しばらくして聖はそっと伏せていた瞼を開けた―そして。
「こっちや!こっちから聞こえてきた!」
「…そうか」
聖はその場所に向けて草木を掻き分けながら一目散に進んでいった―弓生はその後を静かに追う。―そして。
「あっ…た。あった、ユミちゃん!」
「そうか、良かったな」
「うん!おおきに、ほんまおおきにな!ユミちゃん」
「もう無くすなよ」
「うん!気ぃ付けるわ、もう絶対無くさへん」
聖が満面の笑みで頷くと、弓生は静かに微笑んだ。
それから二人で車に戻り、BMWは再び夜の闇を走り出した。
すると、車内で聖があっ、と声を漏らした。
「どうした?」
「ユミちゃん腹減らん?この時間やってる店とかあるやろか?ファミレスやったら開いてると思うけど…」
「今から寄るのは面倒だ…家でなんか食おう」
「ん〜、なんかあったかいな?」
小首を傾げる聖。
「あっ!あれやったらあるで?カップラーメン!」
カップラーメンを啜る弓生―余り想像したくない姿である。
「自分の誕生日にカップラーメンで済ませる気か?…他にはないのか?」
「他に?ん〜、せやなぁ…」
再び小首を傾げる聖―と、突然ポツリ、と呟くように言葉を紡いだ。
「なあユミちゃん?…今日はほんまにかんにんな?その…約束破ってしもて…」
「いいさ、また別の機会にしよう」
優しい口調に聖は、うん―と頷いた。
「せやけどオレ、ユミちゃんと一緒やったらレストランとかやのうても、カップラーメンでも充分や」
ふわりとした笑顔で見つめられ、弓生はそっと聖の肩を抱き寄せる。
「…そうだな」
だが、ボソッと付け加える。
「けど…インスタントだけは食わんぞ?」
その言葉に、あはは―と声を上げて笑う聖。
月に架かっていた雲がいつの間にか消えており、静かに光を差し始めたのだった。
それから数日後、いつものように三吾の商売の邪魔をしている聖。―と、三吾が机の上に置いてある携帯を掴む。

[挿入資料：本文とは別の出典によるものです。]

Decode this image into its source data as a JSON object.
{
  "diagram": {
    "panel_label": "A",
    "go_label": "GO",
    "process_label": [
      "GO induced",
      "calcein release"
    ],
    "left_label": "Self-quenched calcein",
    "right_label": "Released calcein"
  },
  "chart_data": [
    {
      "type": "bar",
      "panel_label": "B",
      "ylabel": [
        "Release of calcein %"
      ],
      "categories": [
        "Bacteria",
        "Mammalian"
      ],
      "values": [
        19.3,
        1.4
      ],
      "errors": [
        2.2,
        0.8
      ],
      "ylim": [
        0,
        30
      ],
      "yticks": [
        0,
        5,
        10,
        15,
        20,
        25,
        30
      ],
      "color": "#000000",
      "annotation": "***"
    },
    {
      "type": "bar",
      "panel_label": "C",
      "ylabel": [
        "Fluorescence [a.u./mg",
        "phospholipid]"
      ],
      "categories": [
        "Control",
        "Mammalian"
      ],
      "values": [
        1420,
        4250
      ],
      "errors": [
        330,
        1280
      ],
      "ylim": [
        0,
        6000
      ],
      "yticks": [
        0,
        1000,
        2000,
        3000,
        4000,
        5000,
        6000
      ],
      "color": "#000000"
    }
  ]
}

「あっ、やべぇ。充電がねぇや…聖、携帯貸してくんねぇ?」
「携帯?持ってへんけど」
「えっ?でもこの前買って貰ったって嬉しそうに自慢してたじゃねぇか」
「それやったら持っとるけど、家にある」
「…は?」
「ほら、オレて直ぐ無くすやろ?けど、あれはごっつぅ大事なんや…もう無くしたないんや。せやから家に置いてきた」
「聖…携帯って意味、知ってるか?携帯を携帯しないで何が携帯だ!」
呆れるように溜息を吐く三吾に聖は笑って見せた。
「携帯携帯てやかましいな。ええやんか、オレのやねんから自由やんか」
三吾の言うとおり、確かに外出するときに持ち歩かないのなら携帯の意味がない―だが、聖は満足げに笑った。
「それにあれはオレとユミちゃんの記念の携帯なんや」
二人の記念の携帯電話―その電話は今も二人の住処に大事そうに置いてあるのだった。